When he looked back he saw that the end of the rainbow was now resting on the temple enclosure, [[181]]and he knew that the Shark-God had set a guard on the offering that he had left there. The cloud was coming nearer, and it was growing bigger and bigger as it came. It made a darkness over all the land.
Ka-ma-lo paddled beyond the reef, and he went far out to sea. Out of the darkness that covered the land there came a fearful storm: down poured the rain; the trees in the forest cracked and broke; the rivers suddenly filled up; as they rushed into the valley, trees, houses, and men were swept away and out to sea. Ka-ma-lo, in his canoe, saw the red-covered drum of the King go floating by. That was the end of Ku-pa and his people. And if the spear that this young man holds in his hands be the same spear that I had when we were in the temple enclosure the day I told you the beginning of the story, that spear is the only thing that has come out of his kingdom.
Ka-le-lea then spoke up and said: “Yes, this is the spear you carried on that occasion, for my father, Mo-e Mo-e, heard you tell the beginning of that story; he related it to my mother, who told it to me.
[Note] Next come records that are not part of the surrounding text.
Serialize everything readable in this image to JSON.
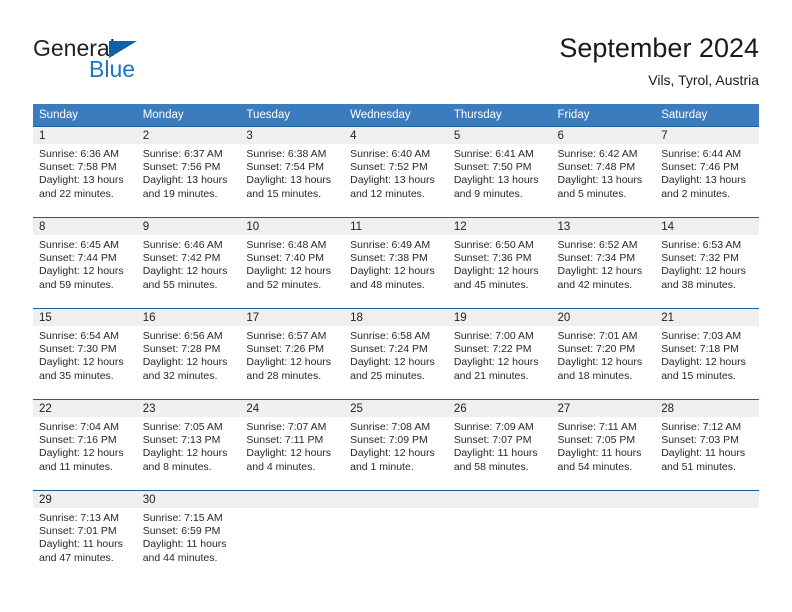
{
  "brand": {
    "name_top": "General",
    "name_bottom": "Blue",
    "color_blue": "#1b74c4",
    "triangle_color": "#1060a8"
  },
  "header": {
    "title": "September 2024",
    "location": "Vils, Tyrol, Austria"
  },
  "theme": {
    "header_row_bg": "#3a7cbe",
    "header_row_text": "#ffffff",
    "cell_border": "#1b5fa0",
    "daynum_band_bg": "#efefef"
  },
  "weekdays": [
    "Sunday",
    "Monday",
    "Tuesday",
    "Wednesday",
    "Thursday",
    "Friday",
    "Saturday"
  ],
  "labels": {
    "sunrise_prefix": "Sunrise:",
    "sunset_prefix": "Sunset:",
    "daylight_prefix": "Daylight:"
  },
  "weeks": [
    [
      {
        "day": "1",
        "sunrise": "Sunrise: 6:36 AM",
        "sunset": "Sunset: 7:58 PM",
        "daylight_1": "Daylight: 13 hours",
        "daylight_2": "and 22 minutes."
      },
      {
        "day": "2",
        "sunrise": "Sunrise: 6:37 AM",
        "sunset": "Sunset: 7:56 PM",
        "daylight_1": "Daylight: 13 hours",
        "daylight_2": "and 19 minutes."
      },
      {
        "day": "3",
        "sunrise": "Sunrise: 6:38 AM",
        "sunset": "Sunset: 7:54 PM",
        "daylight_1": "Daylight: 13 hours",
        "daylight_2": "and 15 minutes."
      },
      {
        "day": "4",
        "sunrise": "Sunrise: 6:40 AM",
        "sunset": "Sunset: 7:52 PM",
        "daylight_1": "Daylight: 13 hours",
        "daylight_2": "and 12 minutes."
      },
      {
        "day": "5",
        "sunrise": "Sunrise: 6:41 AM",
        "sunset": "Sunset: 7:50 PM",
        "daylight_1": "Daylight: 13 hours",
        "daylight_2": "and 9 minutes."
      },
      {
        "day": "6",
        "sunrise": "Sunrise: 6:42 AM",
        "sunset": "Sunset: 7:48 PM",
        "daylight_1": "Daylight: 13 hours",
        "daylight_2": "and 5 minutes."
      },
      {
        "day": "7",
        "sunrise": "Sunrise: 6:44 AM",
        "sunset": "Sunset: 7:46 PM",
        "daylight_1": "Daylight: 13 hours",
        "daylight_2": "and 2 minutes."
      }
    ],
    [
      {
        "day": "8",
        "sunrise": "Sunrise: 6:45 AM",
        "sunset": "Sunset: 7:44 PM",
        "daylight_1": "Daylight: 12 hours",
        "daylight_2": "and 59 minutes."
      },
      {
        "day": "9",
        "sunrise": "Sunrise: 6:46 AM",
        "sunset": "Sunset: 7:42 PM",
        "daylight_1": "Daylight: 12 hours",
        "daylight_2": "and 55 minutes."
      },
      {
        "day": "10",
        "sunrise": "Sunrise: 6:48 AM",
        "sunset": "Sunset: 7:40 PM",
        "daylight_1": "Daylight: 12 hours",
        "daylight_2": "and 52 minutes."
      },
      {
        "day": "11",
        "sunrise": "Sunrise: 6:49 AM",
        "sunset": "Sunset: 7:38 PM",
        "daylight_1": "Daylight: 12 hours",
        "daylight_2": "and 48 minutes."
      },
      {
        "day": "12",
        "sunrise": "Sunrise: 6:50 AM",
        "sunset": "Sunset: 7:36 PM",
        "daylight_1": "Daylight: 12 hours",
        "daylight_2": "and 45 minutes."
      },
      {
        "day": "13",
        "sunrise": "Sunrise: 6:52 AM",
        "sunset": "Sunset: 7:34 PM",
        "daylight_1": "Daylight: 12 hours",
        "daylight_2": "and 42 minutes."
      },
      {
        "day": "14",
        "sunrise": "Sunrise: 6:53 AM",
        "sunset": "Sunset: 7:32 PM",
        "daylight_1": "Daylight: 12 hours",
        "daylight_2": "and 38 minutes."
      }
    ],
    [
      {
        "day": "15",
        "sunrise": "Sunrise: 6:54 AM",
        "sunset": "Sunset: 7:30 PM",
        "daylight_1": "Daylight: 12 hours",
        "daylight_2": "and 35 minutes."
      },
      {
        "day": "16",
        "sunrise": "Sunrise: 6:56 AM",
        "sunset": "Sunset: 7:28 PM",
        "daylight_1": "Daylight: 12 hours",
        "daylight_2": "and 32 minutes."
      },
      {
        "day": "17",
        "sunrise": "Sunrise: 6:57 AM",
        "sunset": "Sunset: 7:26 PM",
        "daylight_1": "Daylight: 12 hours",
        "daylight_2": "and 28 minutes."
      },
      {
        "day": "18",
        "sunrise": "Sunrise: 6:58 AM",
        "sunset": "Sunset: 7:24 PM",
        "daylight_1": "Daylight: 12 hours",
        "daylight_2": "and 25 minutes."
      },
      {
        "day": "19",
        "sunrise": "Sunrise: 7:00 AM",
        "sunset": "Sunset: 7:22 PM",
        "daylight_1": "Daylight: 12 hours",
        "daylight_2": "and 21 minutes."
      },
      {
        "day": "20",
        "sunrise": "Sunrise: 7:01 AM",
        "sunset": "Sunset: 7:20 PM",
        "daylight_1": "Daylight: 12 hours",
        "daylight_2": "and 18 minutes."
      },
      {
        "day": "21",
        "sunrise": "Sunrise: 7:03 AM",
        "sunset": "Sunset: 7:18 PM",
        "daylight_1": "Daylight: 12 hours",
        "daylight_2": "and 15 minutes."
      }
    ],
    [
      {
        "day": "22",
        "sunrise": "Sunrise: 7:04 AM",
        "sunset": "Sunset: 7:16 PM",
        "daylight_1": "Daylight: 12 hours",
        "daylight_2": "and 11 minutes."
      },
      {
        "day": "23",
        "sunrise": "Sunrise: 7:05 AM",
        "sunset": "Sunset: 7:13 PM",
        "daylight_1": "Daylight: 12 hours",
        "daylight_2": "and 8 minutes."
      },
      {
        "day": "24",
        "sunrise": "Sunrise: 7:07 AM",
        "sunset": "Sunset: 7:11 PM",
        "daylight_1": "Daylight: 12 hours",
        "daylight_2": "and 4 minutes."
      },
      {
        "day": "25",
        "sunrise": "Sunrise: 7:08 AM",
        "sunset": "Sunset: 7:09 PM",
        "daylight_1": "Daylight: 12 hours",
        "daylight_2": "and 1 minute."
      },
      {
        "day": "26",
        "sunrise": "Sunrise: 7:09 AM",
        "sunset": "Sunset: 7:07 PM",
        "daylight_1": "Daylight: 11 hours",
        "daylight_2": "and 58 minutes."
      },
      {
        "day": "27",
        "sunrise": "Sunrise: 7:11 AM",
        "sunset": "Sunset: 7:05 PM",
        "daylight_1": "Daylight: 11 hours",
        "daylight_2": "and 54 minutes."
      },
      {
        "day": "28",
        "sunrise": "Sunrise: 7:12 AM",
        "sunset": "Sunset: 7:03 PM",
        "daylight_1": "Daylight: 11 hours",
        "daylight_2": "and 51 minutes."
      }
    ],
    [
      {
        "day": "29",
        "sunrise": "Sunrise: 7:13 AM",
        "sunset": "Sunset: 7:01 PM",
        "daylight_1": "Daylight: 11 hours",
        "daylight_2": "and 47 minutes."
      },
      {
        "day": "30",
        "sunrise": "Sunrise: 7:15 AM",
        "sunset": "Sunset: 6:59 PM",
        "daylight_1": "Daylight: 11 hours",
        "daylight_2": "and 44 minutes."
      },
      {
        "day": "",
        "sunrise": "",
        "sunset": "",
        "daylight_1": "",
        "daylight_2": ""
      },
      {
        "day": "",
        "sunrise": "",
        "sunset": "",
        "daylight_1": "",
        "daylight_2": ""
      },
      {
        "day": "",
        "sunrise": "",
        "sunset": "",
        "daylight_1": "",
        "daylight_2": ""
      },
      {
        "day": "",
        "sunrise": "",
        "sunset": "",
        "daylight_1": "",
        "daylight_2": ""
      },
      {
        "day": "",
        "sunrise": "",
        "sunset": "",
        "daylight_1": "",
        "daylight_2": ""
      }
    ]
  ]
}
And now I am seeking him; I am seeking that man, for he is my father.” “If you are seeking the man who slept while we brought him to the temple and slept there while we were making the preparations to sacrifice him, you have not far to go,” said the men. “We have seen him since, and we [[182]]know where he is.” “And where is he?” asked the boy. “The man planting taro there,” said the man, “is no other than he; he is O-pe-le, who came to be called Mo-e Mo-e.”
Then the boy called out to the man who was planting taro in the field, “Say, your rows of taro are crooked.” The man looked at his rows, and then he began to straighten them. But no matter how he straightened them, the boy would call out the same thing. Then the man said to himself: “How strange this is! Here I have been doing this work night and day, and my rows were never made crooked before. Now it seems that I cannot make them straight.” Thereupon he quit working and went to the edge of the patch where the boy was standing, the great spear in his hands. “Whose offspring are you?” said he, when he looked at the boy and looked at the spear. “Yours,” said the boy, “yours and Ka-li-ko’o-ka-lau-ae’s.” “What name have you?” said the man. “I am Ka-le-lea,” said the boy. “You have found me, my son,” said Mo-e Mo-e.
And thereupon the two went into the house.
The boy who came to Mo-e Mo-e, Ka-le-lea, is also known in our stories; in them he is called “The Mari Who Was Bold in his Wish,” and when you have lighted some more ku-kui nuts I will tell you how he came to get that name.